Pasted onto the following two leaves are 105 stamps from Nationalist Spain, as well as from Spanish and French Morocco.
The last photographs contained in this album show 17 views of Rome taken by Heyn while on his way back to Germany, and 27 pictures documenting the victory parade held in Berlin on June 6, 1939, in honor of the Legion Condor.
Captions in German. Album and photographs in very good condition. vg. Item #43439
* The Legion Condor was a unit composed of military personnel from the air force and army of Nazi Germany, which served with the Nationalists during the Spanish Civil War of July 1936 to March 1939. The Legion developed methods of terror bombing which were used widely in the Second World War shortly afterwards. The bombing of Guernica was the most infamous operation carried out by the Legion. Hugo Sperrle commanded the unit's aircraft formations and Wilhelm Ritter von Thoma commanded the ground element.
** The MS St. Louis was a German ocean liner. In 1939, it set off on a voyage in which its captain, Gustav Schröder, tried to find homes for over 900 Jewish refugees from Germany. After they were denied entry to Cuba, the United States, and Canada, the refugees were finally accepted in various European countries, including Belgium, the Netherlands, the UK, and France. Historians have estimated that approximately a quarter of them died in death camps during World War II. The event was the subject of a 1974 book, Voyage of the Damned, by Gordon Thomas and Max Morgan-Witts. It was adapted for a 1976 U.S. film of the same title and a 1994 opera titled "St. Louis Blues" by Chiel Meijering.

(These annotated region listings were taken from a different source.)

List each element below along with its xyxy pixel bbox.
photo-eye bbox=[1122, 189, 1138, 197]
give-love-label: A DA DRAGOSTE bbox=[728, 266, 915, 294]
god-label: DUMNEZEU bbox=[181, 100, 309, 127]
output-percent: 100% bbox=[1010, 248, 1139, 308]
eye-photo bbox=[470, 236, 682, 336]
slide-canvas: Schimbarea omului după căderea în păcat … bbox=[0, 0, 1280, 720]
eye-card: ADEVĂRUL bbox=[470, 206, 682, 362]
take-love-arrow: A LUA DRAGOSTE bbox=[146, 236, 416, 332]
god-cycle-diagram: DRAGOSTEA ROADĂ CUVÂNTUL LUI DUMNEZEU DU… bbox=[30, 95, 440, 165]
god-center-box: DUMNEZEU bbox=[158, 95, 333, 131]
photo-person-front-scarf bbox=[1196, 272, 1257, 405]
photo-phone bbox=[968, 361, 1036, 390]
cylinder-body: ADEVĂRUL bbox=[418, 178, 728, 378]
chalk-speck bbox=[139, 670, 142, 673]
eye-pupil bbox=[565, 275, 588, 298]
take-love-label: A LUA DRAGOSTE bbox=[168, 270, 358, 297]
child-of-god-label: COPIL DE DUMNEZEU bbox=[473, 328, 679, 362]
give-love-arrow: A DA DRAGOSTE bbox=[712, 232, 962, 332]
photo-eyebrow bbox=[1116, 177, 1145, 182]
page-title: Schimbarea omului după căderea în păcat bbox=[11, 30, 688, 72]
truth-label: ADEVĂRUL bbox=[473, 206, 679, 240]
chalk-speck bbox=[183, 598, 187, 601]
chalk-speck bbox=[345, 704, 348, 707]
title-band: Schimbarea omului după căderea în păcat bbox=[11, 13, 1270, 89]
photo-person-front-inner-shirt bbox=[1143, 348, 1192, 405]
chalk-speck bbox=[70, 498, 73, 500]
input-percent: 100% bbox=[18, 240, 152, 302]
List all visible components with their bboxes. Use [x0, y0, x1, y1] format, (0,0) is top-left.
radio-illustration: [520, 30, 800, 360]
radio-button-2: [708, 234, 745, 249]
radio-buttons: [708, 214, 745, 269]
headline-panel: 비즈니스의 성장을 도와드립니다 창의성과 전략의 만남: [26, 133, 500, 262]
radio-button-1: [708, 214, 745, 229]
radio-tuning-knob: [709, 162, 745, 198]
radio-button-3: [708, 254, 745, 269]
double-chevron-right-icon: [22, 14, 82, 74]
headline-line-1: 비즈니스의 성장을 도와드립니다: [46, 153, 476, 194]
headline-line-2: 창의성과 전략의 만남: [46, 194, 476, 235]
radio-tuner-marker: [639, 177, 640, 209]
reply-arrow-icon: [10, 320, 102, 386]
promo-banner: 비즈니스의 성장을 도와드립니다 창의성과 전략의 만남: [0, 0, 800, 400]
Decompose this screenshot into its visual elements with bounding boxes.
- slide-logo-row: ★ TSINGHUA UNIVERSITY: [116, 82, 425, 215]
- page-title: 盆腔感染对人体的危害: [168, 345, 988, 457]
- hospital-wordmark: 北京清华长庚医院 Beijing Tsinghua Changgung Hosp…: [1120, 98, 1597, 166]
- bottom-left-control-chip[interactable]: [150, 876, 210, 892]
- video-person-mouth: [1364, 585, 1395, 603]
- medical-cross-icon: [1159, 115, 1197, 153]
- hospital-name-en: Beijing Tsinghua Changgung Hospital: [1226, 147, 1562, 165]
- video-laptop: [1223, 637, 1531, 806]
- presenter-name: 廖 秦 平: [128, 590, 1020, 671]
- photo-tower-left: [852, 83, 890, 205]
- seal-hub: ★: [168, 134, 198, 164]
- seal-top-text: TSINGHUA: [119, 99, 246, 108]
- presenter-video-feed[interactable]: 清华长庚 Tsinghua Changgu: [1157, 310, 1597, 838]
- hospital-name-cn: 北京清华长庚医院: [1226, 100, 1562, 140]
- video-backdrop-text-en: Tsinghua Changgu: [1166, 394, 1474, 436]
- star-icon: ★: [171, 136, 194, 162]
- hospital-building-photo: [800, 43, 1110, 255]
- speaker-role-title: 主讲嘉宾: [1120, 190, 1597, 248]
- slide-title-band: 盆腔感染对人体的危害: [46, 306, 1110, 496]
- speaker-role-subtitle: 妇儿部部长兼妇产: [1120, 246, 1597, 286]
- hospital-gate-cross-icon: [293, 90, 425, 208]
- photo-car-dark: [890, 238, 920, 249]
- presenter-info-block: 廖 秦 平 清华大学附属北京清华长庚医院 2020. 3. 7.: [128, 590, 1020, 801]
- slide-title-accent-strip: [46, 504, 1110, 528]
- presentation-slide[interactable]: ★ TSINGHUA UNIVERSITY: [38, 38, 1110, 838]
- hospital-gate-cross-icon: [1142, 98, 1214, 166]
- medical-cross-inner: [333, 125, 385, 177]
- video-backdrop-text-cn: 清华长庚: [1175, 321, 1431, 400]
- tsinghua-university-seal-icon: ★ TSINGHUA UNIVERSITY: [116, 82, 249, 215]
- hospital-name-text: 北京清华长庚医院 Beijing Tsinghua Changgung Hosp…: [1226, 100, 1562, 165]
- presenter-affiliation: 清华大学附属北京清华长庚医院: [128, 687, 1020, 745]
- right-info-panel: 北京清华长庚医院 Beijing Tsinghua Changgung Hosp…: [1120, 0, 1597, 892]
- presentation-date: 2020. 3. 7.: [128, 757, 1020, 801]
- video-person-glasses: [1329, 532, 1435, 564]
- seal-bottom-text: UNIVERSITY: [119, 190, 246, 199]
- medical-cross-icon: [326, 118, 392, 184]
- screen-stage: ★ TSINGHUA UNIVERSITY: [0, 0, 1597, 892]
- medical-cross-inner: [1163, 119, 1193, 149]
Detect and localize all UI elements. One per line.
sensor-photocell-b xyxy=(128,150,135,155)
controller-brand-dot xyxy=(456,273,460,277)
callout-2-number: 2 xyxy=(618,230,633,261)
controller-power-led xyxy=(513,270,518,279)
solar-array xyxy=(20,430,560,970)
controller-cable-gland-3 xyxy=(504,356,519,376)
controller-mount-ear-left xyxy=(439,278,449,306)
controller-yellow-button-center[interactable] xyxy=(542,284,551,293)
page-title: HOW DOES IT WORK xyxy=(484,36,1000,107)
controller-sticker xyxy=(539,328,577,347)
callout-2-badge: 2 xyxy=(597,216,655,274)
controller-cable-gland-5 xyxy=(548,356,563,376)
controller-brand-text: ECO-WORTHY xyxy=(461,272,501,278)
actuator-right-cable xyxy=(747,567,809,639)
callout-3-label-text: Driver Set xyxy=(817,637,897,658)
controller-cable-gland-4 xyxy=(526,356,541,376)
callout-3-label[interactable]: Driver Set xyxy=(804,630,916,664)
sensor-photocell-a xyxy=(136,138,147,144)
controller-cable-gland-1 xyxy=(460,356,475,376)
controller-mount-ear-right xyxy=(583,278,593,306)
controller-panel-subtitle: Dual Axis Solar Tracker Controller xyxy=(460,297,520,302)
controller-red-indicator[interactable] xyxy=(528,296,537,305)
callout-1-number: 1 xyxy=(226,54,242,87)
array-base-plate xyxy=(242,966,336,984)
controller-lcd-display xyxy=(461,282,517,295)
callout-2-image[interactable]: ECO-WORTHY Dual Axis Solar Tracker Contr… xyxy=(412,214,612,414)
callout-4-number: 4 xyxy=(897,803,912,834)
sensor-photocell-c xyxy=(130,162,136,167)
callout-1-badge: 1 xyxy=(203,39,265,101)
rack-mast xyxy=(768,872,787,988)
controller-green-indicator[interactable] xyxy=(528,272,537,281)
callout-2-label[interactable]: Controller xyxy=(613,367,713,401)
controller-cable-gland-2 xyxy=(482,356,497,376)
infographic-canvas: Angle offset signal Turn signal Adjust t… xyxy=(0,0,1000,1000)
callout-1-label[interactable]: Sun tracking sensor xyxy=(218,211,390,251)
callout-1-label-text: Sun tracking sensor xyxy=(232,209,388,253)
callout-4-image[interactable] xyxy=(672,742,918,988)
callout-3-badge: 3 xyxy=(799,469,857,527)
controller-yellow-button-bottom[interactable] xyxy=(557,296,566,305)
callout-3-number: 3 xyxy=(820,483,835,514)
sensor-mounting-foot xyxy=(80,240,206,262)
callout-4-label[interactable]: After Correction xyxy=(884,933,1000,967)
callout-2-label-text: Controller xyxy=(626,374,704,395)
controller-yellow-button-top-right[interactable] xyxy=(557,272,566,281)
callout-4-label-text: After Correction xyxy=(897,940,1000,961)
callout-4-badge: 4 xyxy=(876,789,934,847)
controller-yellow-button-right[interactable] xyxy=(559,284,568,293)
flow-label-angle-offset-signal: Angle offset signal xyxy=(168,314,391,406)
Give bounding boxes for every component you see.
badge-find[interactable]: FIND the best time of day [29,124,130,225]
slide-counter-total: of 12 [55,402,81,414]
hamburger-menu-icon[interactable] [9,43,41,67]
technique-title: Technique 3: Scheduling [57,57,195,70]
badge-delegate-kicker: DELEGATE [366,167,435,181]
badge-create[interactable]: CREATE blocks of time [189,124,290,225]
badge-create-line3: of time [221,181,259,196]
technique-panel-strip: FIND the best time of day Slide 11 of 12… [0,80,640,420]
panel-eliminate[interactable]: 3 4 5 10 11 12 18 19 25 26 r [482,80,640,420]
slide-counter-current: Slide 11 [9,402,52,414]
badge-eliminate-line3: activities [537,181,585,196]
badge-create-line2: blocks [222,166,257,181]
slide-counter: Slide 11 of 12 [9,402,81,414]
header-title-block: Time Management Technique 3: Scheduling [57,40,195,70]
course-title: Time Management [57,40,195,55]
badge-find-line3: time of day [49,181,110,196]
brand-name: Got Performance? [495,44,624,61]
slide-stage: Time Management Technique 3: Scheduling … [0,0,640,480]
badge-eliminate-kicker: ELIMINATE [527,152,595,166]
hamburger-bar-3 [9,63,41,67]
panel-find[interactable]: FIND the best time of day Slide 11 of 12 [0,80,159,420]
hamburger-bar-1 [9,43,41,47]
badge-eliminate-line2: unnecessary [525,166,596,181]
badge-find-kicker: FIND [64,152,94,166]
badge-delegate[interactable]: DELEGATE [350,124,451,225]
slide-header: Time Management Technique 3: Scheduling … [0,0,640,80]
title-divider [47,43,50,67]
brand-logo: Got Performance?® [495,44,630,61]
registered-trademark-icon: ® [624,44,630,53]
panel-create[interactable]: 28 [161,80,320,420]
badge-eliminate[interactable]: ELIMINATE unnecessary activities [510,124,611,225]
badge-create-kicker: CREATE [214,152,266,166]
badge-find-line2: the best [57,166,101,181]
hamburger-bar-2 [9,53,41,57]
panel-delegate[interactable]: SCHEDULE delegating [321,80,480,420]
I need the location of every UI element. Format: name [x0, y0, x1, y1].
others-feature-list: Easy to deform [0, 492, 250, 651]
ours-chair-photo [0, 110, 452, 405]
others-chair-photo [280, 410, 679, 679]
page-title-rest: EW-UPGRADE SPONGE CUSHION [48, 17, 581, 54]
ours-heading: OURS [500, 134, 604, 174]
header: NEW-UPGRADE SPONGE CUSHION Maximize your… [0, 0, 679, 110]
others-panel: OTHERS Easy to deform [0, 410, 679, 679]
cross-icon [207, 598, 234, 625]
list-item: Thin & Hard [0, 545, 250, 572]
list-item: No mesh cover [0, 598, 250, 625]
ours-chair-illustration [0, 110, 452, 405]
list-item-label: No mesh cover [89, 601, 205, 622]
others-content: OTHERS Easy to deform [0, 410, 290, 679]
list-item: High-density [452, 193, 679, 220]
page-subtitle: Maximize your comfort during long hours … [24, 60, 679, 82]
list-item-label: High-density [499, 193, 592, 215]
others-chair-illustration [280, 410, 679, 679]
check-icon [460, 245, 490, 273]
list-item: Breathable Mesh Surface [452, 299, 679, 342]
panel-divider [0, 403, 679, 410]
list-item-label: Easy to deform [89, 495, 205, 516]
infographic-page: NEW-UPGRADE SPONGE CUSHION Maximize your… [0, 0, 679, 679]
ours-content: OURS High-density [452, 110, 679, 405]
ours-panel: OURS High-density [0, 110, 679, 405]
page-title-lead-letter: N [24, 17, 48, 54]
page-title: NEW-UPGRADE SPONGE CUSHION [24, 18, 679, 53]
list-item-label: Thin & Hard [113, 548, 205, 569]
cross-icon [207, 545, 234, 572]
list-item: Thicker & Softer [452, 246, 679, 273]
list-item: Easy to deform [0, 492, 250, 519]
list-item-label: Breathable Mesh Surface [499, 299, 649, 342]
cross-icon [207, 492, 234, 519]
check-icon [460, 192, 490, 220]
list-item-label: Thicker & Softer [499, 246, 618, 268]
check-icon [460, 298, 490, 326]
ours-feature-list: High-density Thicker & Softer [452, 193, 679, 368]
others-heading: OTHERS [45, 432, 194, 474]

*** The submarine U-28 was a Type VIIA U-boat of Nazi Germany's Kriegsmarine during World War II. Her keel was laid down on December 2, 1935, by DeSchiMAG AG Weser of Bremen. She was launched on July 14, 1936, and commissioned into Kriegsmarine on September 12, 1936, with Kapitänleutnant Wilhelm Ambrosius in command. Ambrosius was succeeded by nine other commanding officers over the next eight years. U-28 conducted seven war patrols between September 19, 1939 and November 15, 1940, all under the command of Kapitänleutnant Günter Kuhnke, sinking a total of 13 ships, and damaging two others. After her third patrol, U-28 became a training vessel and was used to bring new U-boat crews up to standard. She was later sunk in an accident on March 17, 1944 and stricken on August 4, 1944.